Enfim, o principal responsável pela calamidade que em vivem é a burguesia espanhola que as exploram e, de vez em quando, lhes permite andar de limusine pelo descampado cheio de mulheres esperançosas de ter uma vida melhor. Não há como esconder as contradições sociais, flagradas no cotidiano das famílias de imigrantes legais, nas conversas de Caye e a família durante o almoço ou nas ruas e praças ocupadas pelas prostitutas das mais diversas etnias. Mãe, irmão e cunhada de Caye desconhecem a vida dupla levada por ela. Igual realidade vive Zuma, cuja mãe pensa que ela trabalha num bar. Está em jogo ali a imagem, o sonho, a tendência do ser humano de viver suas idiossincrasias a partir de um mundo criado por realidades das quais não consegue escapar. Os mundos de Caye e Zuma não lhes deixam espaço para a fuga, a mudança. Quando Zuma se vê na contingência de enfrentar as conseqüências de seus atos, Caye deixa de lado a esperança de melhorar seu corpo para melhor atrair os clientes para ajudá-la. Surge daí uma solidariedade inusitada. Uma se reconhece na outra e até mesmo a forma de Caye ajudar Zuma é uma forma de redenção.


           



Deus está fora dos sonhos da personagem Cayetana, a Caye


           



Aranoa se vale de várias elipses para atrair o espectador, deixá-lo preencher os espaços que não lhes são explicitados. Torna seu filme de pleno de interesse, embora precisasse estruturar melhor a montagem, coloca-la num ritmo adequado ao tema. Isto, no entanto, não impede de manter seus objetivos. Às vezes o filme vai aos saltos, parece ter terminado, sem, contudo, fazê-lo. Conta para isto com a interpretação homogênea do elenco e a música de Mario Chao e Alfonso de Villalonga, que usam as canções, belos reggs, para narrar os conflitos interiores das personagens. São músicas que acentuam situações, chamam atenção para a vida de Caye e Zuma, duas jovens perdidas num país que não lhes oferece mais do que as ruas. Caye numa conversa amarga com a amiga dominicana lhe diz que teme existir vida para além da morte, pois se for verdade esta seria pior do que a enfrentada por ela naquele momento. Não é para menos, o que lhe é oferecido é quase nada.
         


 


Dá para perceber que se está diante de um filme diferente dos de Alomodóvar, cheio de prostitutas decaídas, hilárias, criativas e absurdamente delirantes. O riso em “Princesas” quando brota é amarelo, quase um ranger de dentes.

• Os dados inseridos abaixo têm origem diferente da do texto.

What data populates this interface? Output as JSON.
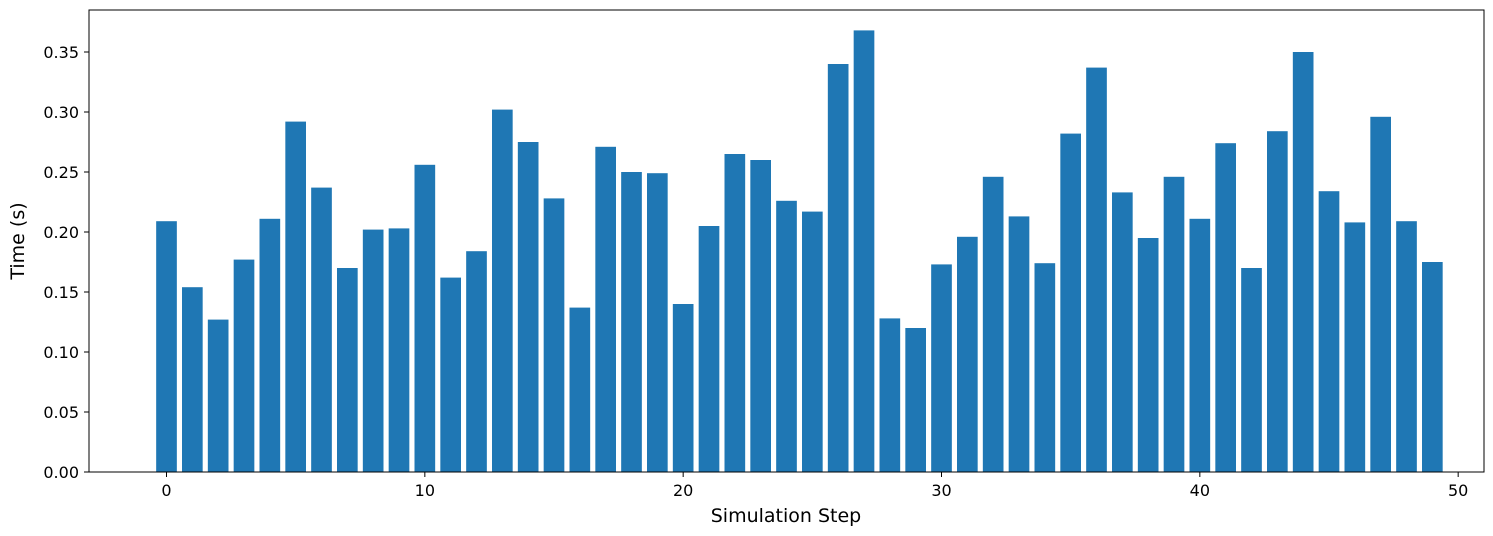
{
  "chart_data": {
    "type": "bar",
    "title": "",
    "xlabel": "Simulation Step",
    "ylabel": "Time (s)",
    "bar_color": "#1f77b4",
    "grid": false,
    "xlim": [
      -3.0,
      51.0
    ],
    "ylim": [
      0,
      0.385
    ],
    "xticks": [
      0,
      10,
      20,
      30,
      40,
      50
    ],
    "xtick_labels": [
      "0",
      "10",
      "20",
      "30",
      "40",
      "50"
    ],
    "yticks": [
      0,
      0.05,
      0.1,
      0.15,
      0.2,
      0.25,
      0.3,
      0.35
    ],
    "ytick_labels": [
      "0.00",
      "0.05",
      "0.10",
      "0.15",
      "0.20",
      "0.25",
      "0.30",
      "0.35"
    ],
    "categories": [
      0,
      1,
      2,
      3,
      4,
      5,
      6,
      7,
      8,
      9,
      10,
      11,
      12,
      13,
      14,
      15,
      16,
      17,
      18,
      19,
      20,
      21,
      22,
      23,
      24,
      25,
      26,
      27,
      28,
      29,
      30,
      31,
      32,
      33,
      34,
      35,
      36,
      37,
      38,
      39,
      40,
      41,
      42,
      43,
      44,
      45,
      46,
      47,
      48,
      49
    ],
    "values": [
      0.209,
      0.154,
      0.127,
      0.177,
      0.211,
      0.292,
      0.237,
      0.17,
      0.202,
      0.203,
      0.256,
      0.162,
      0.184,
      0.302,
      0.275,
      0.228,
      0.137,
      0.271,
      0.25,
      0.249,
      0.14,
      0.205,
      0.265,
      0.26,
      0.226,
      0.217,
      0.34,
      0.368,
      0.128,
      0.12,
      0.173,
      0.196,
      0.246,
      0.213,
      0.174,
      0.282,
      0.337,
      0.233,
      0.195,
      0.246,
      0.211,
      0.274,
      0.17,
      0.284,
      0.35,
      0.234,
      0.208,
      0.296,
      0.209,
      0.175
    ]
  }
}
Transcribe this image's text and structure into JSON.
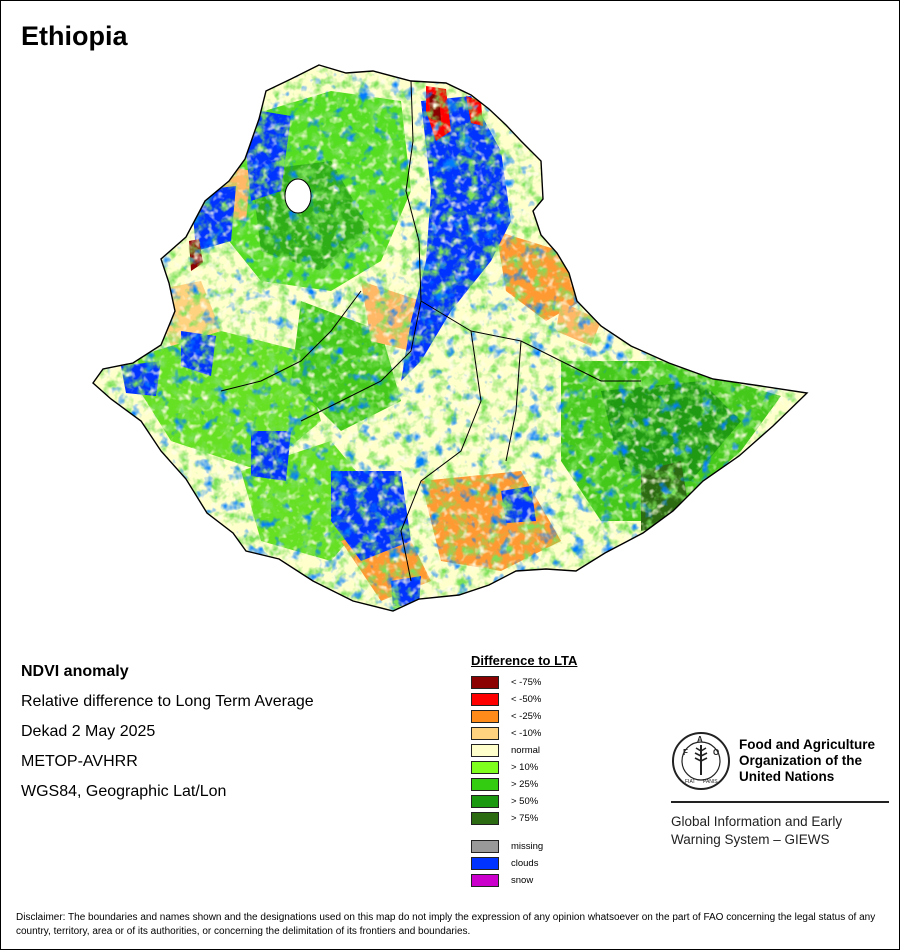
{
  "map": {
    "title": "Ethiopia",
    "country": "Ethiopia"
  },
  "info": {
    "heading": "NDVI anomaly",
    "lines": [
      "Relative difference to Long Term Average",
      "Dekad 2 May 2025",
      "METOP-AVHRR",
      "WGS84, Geographic Lat/Lon"
    ]
  },
  "legend": {
    "title": "Difference to LTA",
    "items": [
      {
        "label": "< -75%",
        "color": "#8b0000"
      },
      {
        "label": "< -50%",
        "color": "#ff0000"
      },
      {
        "label": "< -25%",
        "color": "#ff8c1a"
      },
      {
        "label": "< -10%",
        "color": "#ffd27f"
      },
      {
        "label": "normal",
        "color": "#ffffcc"
      },
      {
        "label": "> 10%",
        "color": "#7fff1e"
      },
      {
        "label": "> 25%",
        "color": "#33cc11"
      },
      {
        "label": "> 50%",
        "color": "#1a9910"
      },
      {
        "label": "> 75%",
        "color": "#2d6b12"
      }
    ],
    "extra_items": [
      {
        "label": "missing",
        "color": "#999999"
      },
      {
        "label": "clouds",
        "color": "#0033ff"
      },
      {
        "label": "snow",
        "color": "#cc00cc"
      }
    ]
  },
  "org": {
    "name_line1": "Food and Agriculture",
    "name_line2": "Organization of the",
    "name_line3": "United Nations",
    "logo_text": "FAO",
    "logo_motto": "FIAT PANIS",
    "giews_line1": "Global Information and Early",
    "giews_line2": "Warning System – GIEWS"
  },
  "disclaimer": "Disclaimer: The boundaries and names shown and the designations used on this map do not imply the expression of any opinion whatsoever on the part of FAO concerning the legal status of any country, territory, area or of its authorities, or concerning the delimitation of its frontiers and boundaries."
}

Reina a solidão, a indiferença, a consciência de que cada um está entregue à sua própria sorte, mesmo que Caye ajude a Zuma reconciliar-se consigo própria. Perde a presença cotidiana da amiga, mas ganha a certeza de que é possível mudar as coisas mesmo num país  onde tudo está à venda, inclusive – ou principalmente – o sexo.


 



“Princesas” (Princesas). Drama. Espanha. 2005. 113 minutos. Direção: Fernando Leon de Aranoa. Elenco: Candela Peña, Micaela Nevárez, Mariana Cordero.



 
(*) Recebeu três prêmios Goya (Melhor Atriz (Candela Pena), Revelação Feminina (Micaela Nevárez) e Melhor Canção Original (“Me Llaman Calle”) e foi selecionado para o Festival Sundance 2006.